The primary reason why the US wants China to appreciate the renminbi is a desire to ease its trade deficit with China. Renminbi appreciation will raise the cost of Chinese imports in the US and thereby increase the competitiveness of US goods. Secondly, the US is keen to reduce the value of Treasury debt held by China, which has been on the rise fuelled by a large US budget deficit and a two-decade high US unemployment rate of more than 10%. And thirdly, the US is keen to sustain its global currency dominance and contain the emergence of the renminbi, a role which would be under severe threat if China were to allow the renminbi to be fully convertible.
SG forecasts China's trade surplus will dissipate by the end of the year as a result of fresh supplies of Treasury bonds and its infrastructure product offerings. "The question that arises now is who will be buying US Treasuries," said Marcussen. "We believe domestic US investors have ample capacity to buy US Treasuries, in fact their allocations are at historically low levels."
History has demonstrated that a strong currency may not necessarily balance a trade surplus. The Plaza Accord of 1985, named because of its location at the Plaza Hotel in New York, was an agreement between the governments of France, Germany, Japan, the United Kingdom, and the US. The US was suffering from a large current account deficit at the time and the five countries agreed to allow the US dollar to depreciate in relation to the Japanese yen and the European currencies.
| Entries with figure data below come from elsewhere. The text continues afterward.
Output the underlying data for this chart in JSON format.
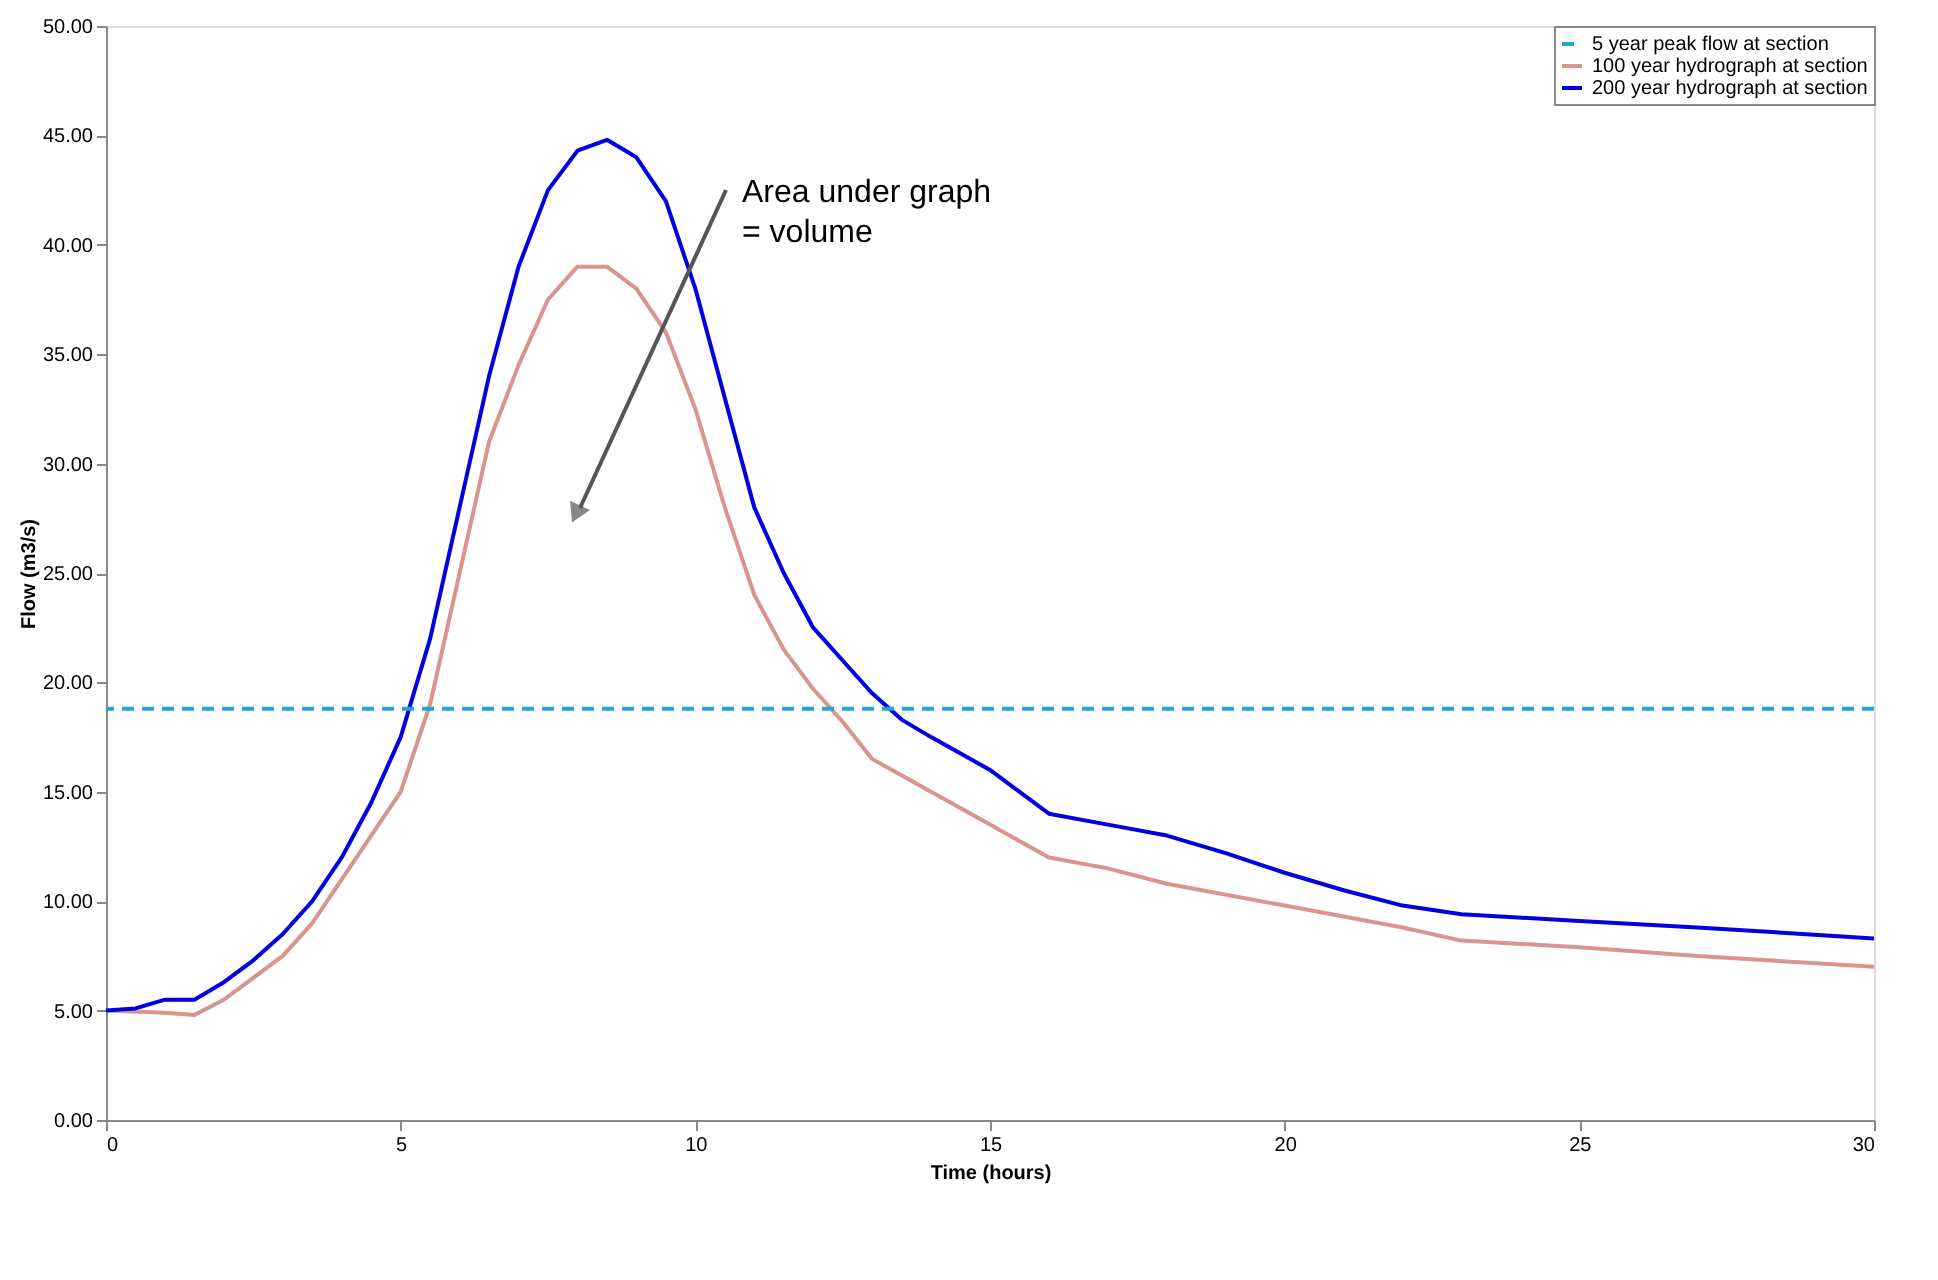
{
  "chart_data": {
    "type": "line",
    "xlabel": "Time (hours)",
    "ylabel": "Flow (m3/s)",
    "xlim": [
      0,
      30
    ],
    "xticks": [
      0,
      5,
      10,
      15,
      20,
      25,
      30
    ],
    "ylim": [
      0,
      50
    ],
    "yticks": [
      {
        "value": 0,
        "label": "0.00"
      },
      {
        "value": 5,
        "label": "5.00"
      },
      {
        "value": 10,
        "label": "10.00"
      },
      {
        "value": 15,
        "label": "15.00"
      },
      {
        "value": 20,
        "label": "20.00"
      },
      {
        "value": 25,
        "label": "25.00"
      },
      {
        "value": 30,
        "label": "30.00"
      },
      {
        "value": 35,
        "label": "35.00"
      },
      {
        "value": 40,
        "label": "40.00"
      },
      {
        "value": 45,
        "label": "45.00"
      },
      {
        "value": 50,
        "label": "50.00"
      }
    ],
    "grid": false,
    "legend": "top right",
    "marker": "none",
    "line_style": "solid",
    "ref_lines": [
      {
        "axis": "y",
        "value": 18.8,
        "label": "5 year peak flow at section",
        "color": "#1ea8d2",
        "line_style": "dashed"
      }
    ],
    "annotations": [
      "Area under graph\n= volume"
    ],
    "series": [
      {
        "name": "100 year hydrograph at section",
        "color": "#d9948f",
        "x": [
          0,
          1,
          1.5,
          2,
          2.5,
          3,
          3.5,
          4,
          4.5,
          5,
          5.5,
          6,
          6.5,
          7,
          7.5,
          8,
          8.5,
          9,
          9.5,
          10,
          10.5,
          11,
          11.5,
          12,
          12.5,
          13,
          14,
          15,
          16,
          17,
          18,
          20,
          22,
          23,
          25,
          27,
          30
        ],
        "values": [
          5,
          4.9,
          4.8,
          5.5,
          6.5,
          7.5,
          9,
          11,
          13,
          15,
          19,
          25,
          31,
          34.5,
          37.5,
          39,
          39,
          38,
          36,
          32.5,
          28,
          24,
          21.5,
          19.7,
          18.2,
          16.5,
          15,
          13.5,
          12,
          11.5,
          10.8,
          9.8,
          8.8,
          8.2,
          7.9,
          7.5,
          7
        ]
      },
      {
        "name": "200 year hydrograph at section",
        "color": "#0000e0",
        "x": [
          0,
          0.5,
          1,
          1.5,
          2,
          2.5,
          3,
          3.5,
          4,
          4.5,
          5,
          5.5,
          6,
          6.5,
          7,
          7.5,
          8,
          8.5,
          9,
          9.5,
          10,
          10.5,
          11,
          11.5,
          12,
          12.5,
          13,
          13.5,
          14,
          15,
          16,
          17,
          18,
          19,
          20,
          21,
          22,
          23,
          25,
          27,
          30
        ],
        "values": [
          5,
          5.1,
          5.5,
          5.5,
          6.3,
          7.3,
          8.5,
          10,
          12,
          14.5,
          17.5,
          22,
          28,
          34,
          39,
          42.5,
          44.3,
          44.8,
          44,
          42,
          38,
          33,
          28,
          25,
          22.5,
          21,
          19.5,
          18.3,
          17.5,
          16,
          14,
          13.5,
          13,
          12.2,
          11.3,
          10.5,
          9.8,
          9.4,
          9.1,
          8.8,
          8.3
        ]
      }
    ]
  }
}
The dramatic depreciation of the US dollar successfully reduced the US trade deficit with Europe but not with Japan, illustrating that the strength of the yen did not wipe out the Japanese trade surplus. "The US current account deficit problem [with China] is not a question of trade balances but of internal balances in China," said Marcussen.
SG concludes that the US dollar is "the new currency in the middle", predicting an appreciation against the euro and yen, but a depreciation against major emerging and commodity currencies. Marcussen described a one-stop renminbi revaluation as "a sensible move to kill all the birds with one stone".